How Often Do Gaps Get Filled?

A common question is whether all gaps eventually get filled. While many do, not all gaps return to their origin. Historical studies suggest:

  • Common gaps fill 85% of the time
  • Breakaway gaps fill less than 20% of the time.
  • Fair value gaps fill 60–70% depending on the timeframe and market

This is why context is everything. Gaps in high-volume periods have higher fill probability compared to gaps in illiquid sessions.

Trading Community and Learning Resources

To stay updated and refine your strategy:

  • Join free Discord trading groups
  • Use platforms like TradingView, MT4, or ThinkorSwim..
  • Download community-sourced PDFs and scripts.
  • Read books like “A Practical Guide to Trading, Market Making, and Investing.”

Just like conducting a site survey ensures optimal setup in network deployments, successful trading depends on scanning your trading environment for confluences like FVGs, volume spikes, and institutional footprints.

Final Thoughts

The fair value gap is more than a technical pattern—it’s a psychological and structural clue about how price behaves in a dynamic market. Whether you’re trading forex, crypto, or equities, understanding FVGs can give you a sharper edge and improve your precision.

When combined with proper risk management, timing, and multi-confirmation tools, the FVG becomes an invaluable resource for both retail and institutional traders. However, it’s not a magic bullet. Always test your strategy, understand market context, and approach each trade with a clear plan.

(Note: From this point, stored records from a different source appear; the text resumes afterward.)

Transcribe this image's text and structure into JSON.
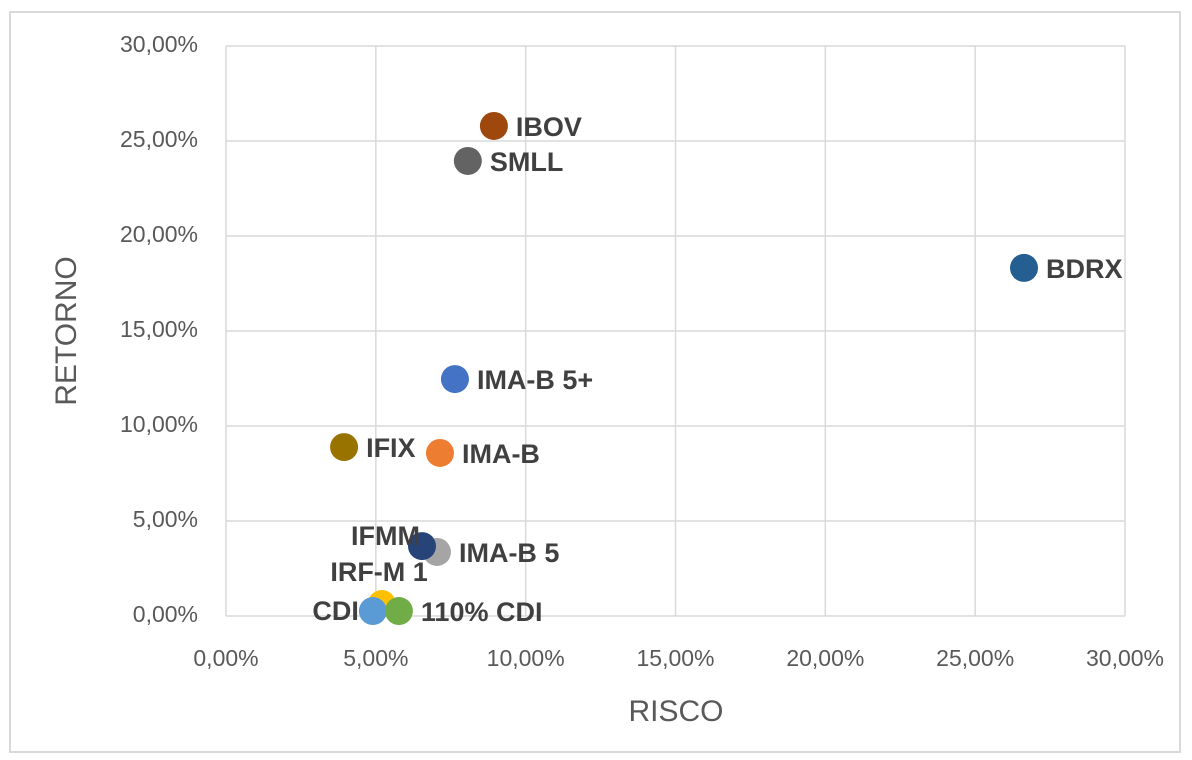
{
  "chart_data": {
    "type": "scatter",
    "x_label": "RISCO",
    "y_label": "RETORNO",
    "xlim": [
      0,
      30
    ],
    "ylim": [
      0,
      30
    ],
    "xticks": [
      {
        "value": 0,
        "label": "0,00%"
      },
      {
        "value": 5,
        "label": "5,00%"
      },
      {
        "value": 10,
        "label": "10,00%"
      },
      {
        "value": 15,
        "label": "15,00%"
      },
      {
        "value": 20,
        "label": "20,00%"
      },
      {
        "value": 25,
        "label": "25,00%"
      },
      {
        "value": 30,
        "label": "30,00%"
      }
    ],
    "yticks": [
      {
        "value": 0,
        "label": "0,00%"
      },
      {
        "value": 5,
        "label": "5,00%"
      },
      {
        "value": 10,
        "label": "10,00%"
      },
      {
        "value": 15,
        "label": "15,00%"
      },
      {
        "value": 20,
        "label": "20,00%"
      },
      {
        "value": 25,
        "label": "25,00%"
      },
      {
        "value": 30,
        "label": "30,00%"
      }
    ],
    "grid": true,
    "series": [
      {
        "name": "IBOV",
        "color": "#9e480e",
        "x": [
          8.94
        ],
        "values": [
          25.79
        ]
      },
      {
        "name": "SMLL",
        "color": "#636363",
        "x": [
          8.07
        ],
        "values": [
          23.95
        ]
      },
      {
        "name": "BDRX",
        "color": "#255e91",
        "x": [
          26.63
        ],
        "values": [
          18.32
        ]
      },
      {
        "name": "IMA-B 5+",
        "color": "#4472c4",
        "x": [
          7.64
        ],
        "values": [
          12.47
        ]
      },
      {
        "name": "IFIX",
        "color": "#997300",
        "x": [
          3.94
        ],
        "values": [
          8.89
        ]
      },
      {
        "name": "IMA-B",
        "color": "#ed7d31",
        "x": [
          7.14
        ],
        "values": [
          8.58
        ]
      },
      {
        "name": "IMA-B 5",
        "color": "#a5a5a5",
        "x": [
          7.04
        ],
        "values": [
          3.37
        ]
      },
      {
        "name": "IFMM",
        "color": "#264478",
        "x": [
          6.54
        ],
        "values": [
          3.68
        ]
      },
      {
        "name": "IRF-M 1",
        "color": "#ffc000",
        "x": [
          5.2
        ],
        "values": [
          0.63
        ]
      },
      {
        "name": "CDI",
        "color": "#5b9bd5",
        "x": [
          4.9
        ],
        "values": [
          0.26
        ]
      },
      {
        "name": "110% CDI",
        "color": "#70ad47",
        "x": [
          5.77
        ],
        "values": [
          0.26
        ]
      }
    ]
  }
}
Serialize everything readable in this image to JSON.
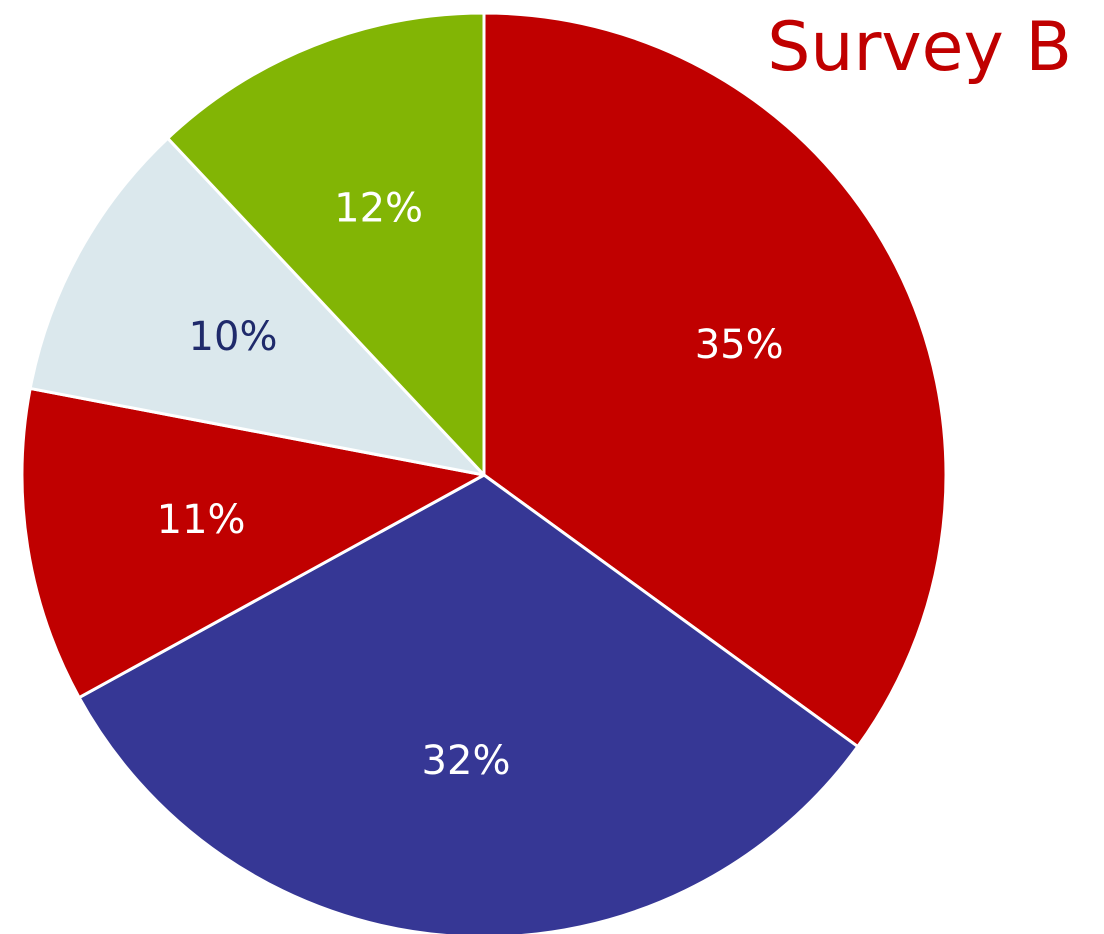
{
  "chart_data": {
    "type": "pie",
    "title": "Survey B",
    "slices": [
      {
        "label": "35%",
        "value": 35,
        "color": "#c00000",
        "label_color": "#ffffff"
      },
      {
        "label": "32%",
        "value": 32,
        "color": "#363795",
        "label_color": "#ffffff"
      },
      {
        "label": "11%",
        "value": 11,
        "color": "#c00000",
        "label_color": "#ffffff"
      },
      {
        "label": "10%",
        "value": 10,
        "color": "#dbe8ed",
        "label_color": "#1f2a6b"
      },
      {
        "label": "12%",
        "value": 12,
        "color": "#82b505",
        "label_color": "#ffffff"
      }
    ],
    "start_direction": "top",
    "order": "clockwise",
    "title_color": "#c00000",
    "slice_border_color": "#ffffff"
  }
}
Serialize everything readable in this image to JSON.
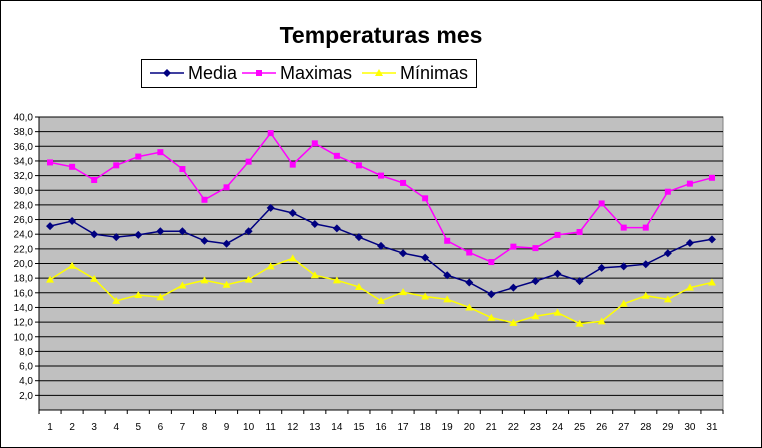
{
  "chart_data": {
    "type": "line",
    "title": "Temperaturas mes",
    "xlabel": "",
    "ylabel": "",
    "x": [
      1,
      2,
      3,
      4,
      5,
      6,
      7,
      8,
      9,
      10,
      11,
      12,
      13,
      14,
      15,
      16,
      17,
      18,
      19,
      20,
      21,
      22,
      23,
      24,
      25,
      26,
      27,
      28,
      29,
      30,
      31
    ],
    "ylim": [
      2.0,
      40.0
    ],
    "yticks": [
      "2,0",
      "4,0",
      "6,0",
      "8,0",
      "10,0",
      "12,0",
      "14,0",
      "16,0",
      "18,0",
      "20,0",
      "22,0",
      "24,0",
      "26,0",
      "28,0",
      "30,0",
      "32,0",
      "34,0",
      "36,0",
      "38,0",
      "40,0"
    ],
    "grid": "horizontal",
    "legend_position": "top",
    "plot_background": "#C0C0C0",
    "series": [
      {
        "name": "Media",
        "color": "#000080",
        "marker": "diamond",
        "values": [
          25.1,
          25.8,
          24.0,
          23.6,
          23.9,
          24.4,
          24.4,
          23.1,
          22.7,
          24.4,
          27.6,
          26.9,
          25.4,
          24.8,
          23.6,
          22.4,
          21.4,
          20.8,
          18.4,
          17.4,
          15.8,
          16.7,
          17.6,
          18.6,
          17.6,
          19.4,
          19.6,
          19.9,
          21.4,
          22.8,
          23.3
        ]
      },
      {
        "name": "Maximas",
        "color": "#FF00FF",
        "marker": "square",
        "values": [
          33.8,
          33.2,
          31.4,
          33.4,
          34.6,
          35.2,
          32.9,
          28.7,
          30.4,
          33.9,
          37.8,
          33.5,
          36.4,
          34.7,
          33.4,
          32.0,
          31.0,
          28.9,
          23.1,
          21.5,
          20.2,
          22.3,
          22.1,
          23.9,
          24.3,
          28.2,
          24.9,
          24.9,
          29.8,
          30.9,
          31.7
        ]
      },
      {
        "name": "Mínimas",
        "color": "#FFFF00",
        "marker": "triangle",
        "values": [
          17.8,
          19.7,
          17.9,
          14.9,
          15.7,
          15.4,
          17.0,
          17.7,
          17.1,
          17.8,
          19.6,
          20.7,
          18.4,
          17.7,
          16.8,
          14.9,
          16.1,
          15.5,
          15.1,
          14.0,
          12.6,
          11.9,
          12.8,
          13.3,
          11.8,
          12.1,
          14.5,
          15.6,
          15.1,
          16.7,
          17.4
        ]
      }
    ]
  }
}
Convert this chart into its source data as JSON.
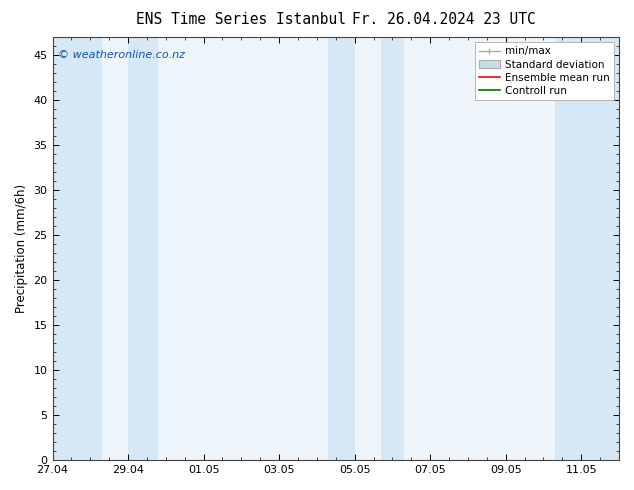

The takeaway is simple: gaps tell a story—your job is to learn how to read it.

FAQs

To identify a fair value gap, look for a three-candle pattern:

  • In a bullish FVG, the low of the third candle is higher than the high of the first candle, creating a gap.
  • In a bearish FVG, the high of the third candle is lower than the low of the first. This gap between the first and third candles (excluding the middle candle) represents the untraded price zone. It’s best confirmed on higher timeframes like 1H, 4H, or daily charts using tools like TradingView or FVG indicators.

The 50% level of a fair value gap refers to the midpoint of the gap zone, calculated by averaging the top and bottom prices of the gap. Many traders use this midpoint as an optimal entry point, assuming the price will revisit this zone before continuing its trend. It also serves as a benchmark for stop-loss placement or confirmation of a potential rejection or continuation.

A fair value gap becomes invalidated when the price fully closes through the gap and no longer treats it as a support or resistance zone. Specifically:

    • In a bullish FVG, if the price drops below the gap zone and closes beneath it

    • In a bearish FVG, if the price rises above the gap zone and closes above it
      Invalidation often signals that the imbalance has been absorbed by market participants, making the gap less relevant for future trading decisions.

In trading, FVG stands for Fair Value Gap. It signifies a price imbalance where trades did not occur, often due to institutional buying or selling pressure. Traders monitor FVGs to identify potential areas where the price might retrace (fill the gap) or find support/resistance. The concept is widely used in price action, smart money trading, and ICT strategies to anticipate future price movement with more precision.

  • A bullish fair value gap forms when price moves upward rapidly, leaving a gap between the high of the first candle and the low of the third candle. It signals strong buying interest, and traders expect the price to return to this zone before continuing up.
  • A bearish fair value gap forms when the price drops quickly, creating a gap between the low of the first candle and the high of the third candle. It reflects selling pressure, with traders watching for the price to revisit the gap before resuming downward movement.

Both serve as key levels for entry, stop-loss, or confirmation zones in a trading setup.